Ebola virus, part of the filovirus family, Filoviradae, causes rapid lethal hemorrhagic fever, and fatality rates up to 90%. From December 2013 to May 2015, Ebola virus infected more than 25,000 people and led to over 10,000 related deaths in West Africa. The recent outbreak has served to highlight the need for scientists to discover and develop vaccines and therapies for the treatment of Ebola.
In order to prevent a similar outbreak, scientists must first understand how the virus infects humans, or more specifically, how the virus enters and infects human cells. A group of researchers from China have pinpointed this exact mechanism. Gao and colleagues investigated the mechanism by which Ebola infects humans and determined the structure of the key proteins involved in Ebola infection.

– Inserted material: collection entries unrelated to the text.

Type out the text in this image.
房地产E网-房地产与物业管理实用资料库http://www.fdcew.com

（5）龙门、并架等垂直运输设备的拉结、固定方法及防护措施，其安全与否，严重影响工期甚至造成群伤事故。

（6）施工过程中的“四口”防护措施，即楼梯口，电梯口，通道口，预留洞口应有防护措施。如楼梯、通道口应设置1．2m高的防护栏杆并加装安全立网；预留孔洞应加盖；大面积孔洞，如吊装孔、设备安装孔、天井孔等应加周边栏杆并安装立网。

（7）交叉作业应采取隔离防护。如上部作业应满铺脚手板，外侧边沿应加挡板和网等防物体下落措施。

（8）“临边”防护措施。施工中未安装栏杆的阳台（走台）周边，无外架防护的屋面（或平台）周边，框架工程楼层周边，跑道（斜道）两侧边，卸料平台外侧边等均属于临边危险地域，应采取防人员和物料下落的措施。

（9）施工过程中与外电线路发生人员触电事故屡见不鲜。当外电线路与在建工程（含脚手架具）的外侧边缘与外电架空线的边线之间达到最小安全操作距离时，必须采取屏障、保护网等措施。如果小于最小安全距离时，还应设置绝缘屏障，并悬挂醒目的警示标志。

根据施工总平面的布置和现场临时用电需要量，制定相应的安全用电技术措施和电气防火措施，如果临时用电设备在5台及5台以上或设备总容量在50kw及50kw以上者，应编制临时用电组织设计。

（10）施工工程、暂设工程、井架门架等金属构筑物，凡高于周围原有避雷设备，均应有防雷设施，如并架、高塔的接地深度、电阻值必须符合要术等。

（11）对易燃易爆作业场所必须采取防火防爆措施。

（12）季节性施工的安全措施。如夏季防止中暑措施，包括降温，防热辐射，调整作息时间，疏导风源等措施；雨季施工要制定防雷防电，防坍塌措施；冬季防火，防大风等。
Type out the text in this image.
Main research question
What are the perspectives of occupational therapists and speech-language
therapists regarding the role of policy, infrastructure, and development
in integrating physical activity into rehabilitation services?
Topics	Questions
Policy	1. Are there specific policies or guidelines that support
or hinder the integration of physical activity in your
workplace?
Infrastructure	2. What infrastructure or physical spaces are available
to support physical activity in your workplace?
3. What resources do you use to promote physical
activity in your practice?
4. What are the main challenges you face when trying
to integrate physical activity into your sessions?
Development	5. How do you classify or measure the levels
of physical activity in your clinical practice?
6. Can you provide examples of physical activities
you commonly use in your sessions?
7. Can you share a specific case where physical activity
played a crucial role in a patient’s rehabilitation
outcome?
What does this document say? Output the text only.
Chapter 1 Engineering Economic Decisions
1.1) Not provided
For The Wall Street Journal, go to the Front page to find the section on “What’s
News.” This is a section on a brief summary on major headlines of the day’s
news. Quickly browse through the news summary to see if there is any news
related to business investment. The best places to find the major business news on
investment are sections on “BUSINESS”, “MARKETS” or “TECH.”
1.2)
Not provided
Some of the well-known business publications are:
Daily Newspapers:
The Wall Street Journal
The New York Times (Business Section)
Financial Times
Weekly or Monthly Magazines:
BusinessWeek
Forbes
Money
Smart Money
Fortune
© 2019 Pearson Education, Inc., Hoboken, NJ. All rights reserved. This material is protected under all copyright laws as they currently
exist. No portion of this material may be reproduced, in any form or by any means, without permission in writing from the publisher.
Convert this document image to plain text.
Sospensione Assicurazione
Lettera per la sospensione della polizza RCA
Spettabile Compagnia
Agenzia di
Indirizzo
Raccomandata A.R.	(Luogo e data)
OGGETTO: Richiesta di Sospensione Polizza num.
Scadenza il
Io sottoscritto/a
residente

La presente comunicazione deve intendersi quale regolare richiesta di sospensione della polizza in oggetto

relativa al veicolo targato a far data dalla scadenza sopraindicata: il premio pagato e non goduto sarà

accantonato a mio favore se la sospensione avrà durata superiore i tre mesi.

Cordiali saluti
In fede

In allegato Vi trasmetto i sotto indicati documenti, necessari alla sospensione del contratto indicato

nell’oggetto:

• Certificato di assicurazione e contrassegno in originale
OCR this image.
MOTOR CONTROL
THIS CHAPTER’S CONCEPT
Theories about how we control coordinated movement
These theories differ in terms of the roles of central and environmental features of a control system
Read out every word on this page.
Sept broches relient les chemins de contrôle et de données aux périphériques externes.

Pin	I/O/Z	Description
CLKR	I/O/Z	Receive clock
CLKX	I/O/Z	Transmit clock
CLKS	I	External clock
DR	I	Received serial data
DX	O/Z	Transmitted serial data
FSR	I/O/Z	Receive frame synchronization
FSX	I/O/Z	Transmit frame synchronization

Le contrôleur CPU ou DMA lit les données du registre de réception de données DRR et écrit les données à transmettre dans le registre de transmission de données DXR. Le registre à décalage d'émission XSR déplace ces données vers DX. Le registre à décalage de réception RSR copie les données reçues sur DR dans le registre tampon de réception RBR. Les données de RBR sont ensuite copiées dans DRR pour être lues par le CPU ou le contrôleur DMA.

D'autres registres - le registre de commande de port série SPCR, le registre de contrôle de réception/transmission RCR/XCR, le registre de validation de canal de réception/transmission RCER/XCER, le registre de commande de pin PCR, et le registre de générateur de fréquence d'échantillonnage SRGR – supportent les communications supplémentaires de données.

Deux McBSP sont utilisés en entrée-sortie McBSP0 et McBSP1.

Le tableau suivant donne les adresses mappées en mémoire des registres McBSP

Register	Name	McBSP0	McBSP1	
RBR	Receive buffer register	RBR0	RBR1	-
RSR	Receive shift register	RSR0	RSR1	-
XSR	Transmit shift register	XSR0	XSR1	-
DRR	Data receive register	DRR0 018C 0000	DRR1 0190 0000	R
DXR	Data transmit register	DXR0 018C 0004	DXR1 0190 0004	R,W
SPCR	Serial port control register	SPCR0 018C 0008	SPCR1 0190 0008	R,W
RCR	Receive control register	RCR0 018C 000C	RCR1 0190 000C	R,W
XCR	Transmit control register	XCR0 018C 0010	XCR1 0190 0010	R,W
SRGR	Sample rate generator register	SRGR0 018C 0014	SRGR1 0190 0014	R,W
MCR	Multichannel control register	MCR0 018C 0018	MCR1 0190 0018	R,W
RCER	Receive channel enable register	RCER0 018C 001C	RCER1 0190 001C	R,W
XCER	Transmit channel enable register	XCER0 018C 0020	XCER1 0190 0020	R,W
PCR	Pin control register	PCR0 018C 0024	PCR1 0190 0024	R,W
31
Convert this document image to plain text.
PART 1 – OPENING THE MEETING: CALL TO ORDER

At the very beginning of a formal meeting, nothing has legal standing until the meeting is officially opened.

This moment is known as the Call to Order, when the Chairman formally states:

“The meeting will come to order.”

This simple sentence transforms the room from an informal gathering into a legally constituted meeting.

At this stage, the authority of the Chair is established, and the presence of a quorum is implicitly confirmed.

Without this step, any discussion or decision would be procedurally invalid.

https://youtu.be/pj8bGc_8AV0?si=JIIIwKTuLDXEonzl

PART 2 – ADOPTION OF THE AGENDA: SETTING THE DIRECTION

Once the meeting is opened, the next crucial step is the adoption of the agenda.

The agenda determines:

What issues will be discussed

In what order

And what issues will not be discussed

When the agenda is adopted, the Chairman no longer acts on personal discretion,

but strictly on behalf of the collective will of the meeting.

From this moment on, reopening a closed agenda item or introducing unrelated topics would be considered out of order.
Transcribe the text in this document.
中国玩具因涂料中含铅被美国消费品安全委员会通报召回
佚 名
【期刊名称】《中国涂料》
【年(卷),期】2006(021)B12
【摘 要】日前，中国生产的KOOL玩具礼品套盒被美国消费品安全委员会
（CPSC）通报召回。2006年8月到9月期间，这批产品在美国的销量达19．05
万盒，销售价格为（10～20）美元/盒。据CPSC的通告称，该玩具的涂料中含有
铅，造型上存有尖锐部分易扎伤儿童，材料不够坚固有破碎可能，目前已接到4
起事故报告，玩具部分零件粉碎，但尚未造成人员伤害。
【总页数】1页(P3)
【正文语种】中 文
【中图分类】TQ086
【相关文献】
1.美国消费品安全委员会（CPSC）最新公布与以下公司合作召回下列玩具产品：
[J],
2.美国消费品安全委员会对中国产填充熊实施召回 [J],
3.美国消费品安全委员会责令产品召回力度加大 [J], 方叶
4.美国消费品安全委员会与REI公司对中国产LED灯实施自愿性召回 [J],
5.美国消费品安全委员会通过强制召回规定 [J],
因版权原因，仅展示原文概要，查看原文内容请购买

In order to grasp how Ebola enters a cell, it is important to understand endocytocis, or the process by which a cell internalizes outside material. For instance, when a country needs a good that it does not produce, the country can import that good via ship from another country. Once the ship reaches the port, the goods get processed and sent on to their final destination. Similarly, a cell often has to rely on nutrients available in its external environment. The cell gets these nutrients by internalizing them into vesicles (analogous to the ship). Once inside the cell, these vesicles are processed and the nutrients are delivered to where they are needed. When Ebola infects a cell, it too is internalized into a vesicle. Before it reaches the “port”, where it would be degraded, the virus escapes the vesicle and goes on to infect surrounding cells.
The exact mechanism in which Ebola escapes the vesicle, however, is unknown. Researchers are investigating different steps in the replication of the virus to determine where roadblocks may be placed to prevent the virus from replicating and infecting the host. Gao and colleagues investigated the interaction between the virus and the vesicle at the point of viral release. Previous research has shown that Ebola requires one host protein to invade the cell, called Neimann-Pick C1 (NPC1), which is found on the host vesicle. Without this protein, the virus would not be able to penetrate the cell. Thus NPC1 represents an ideal target for antiviral intervention. Ebola uses an activated glycoprotein (GPcl) found on its surface to bind onto NPC1 to evade the vesicle. The researchers were able to clearly outline the crystal structure of the GPcl/NPC1 complex, thereby determining how it allows for the release of the virus from the vesicle. The crystal structure of any complex is the Holy Grail to understanding its function and significance in the cell. This information allowed the scientists to identify the exact location where NPC1 and GPcl bind to each other, which causes the membranes to fuse together, thus releasing Ebola from the vesicle.
Because Gao and colleagues were able to identify key structural information of Ebola and the host protein NPC1 they could determine how the two interact to allow the release of Ebola from a host vesicle. This information provides a map for which antibodies or small inhibitors could be designed to target this host/Ebola protein complex and prevent the infection.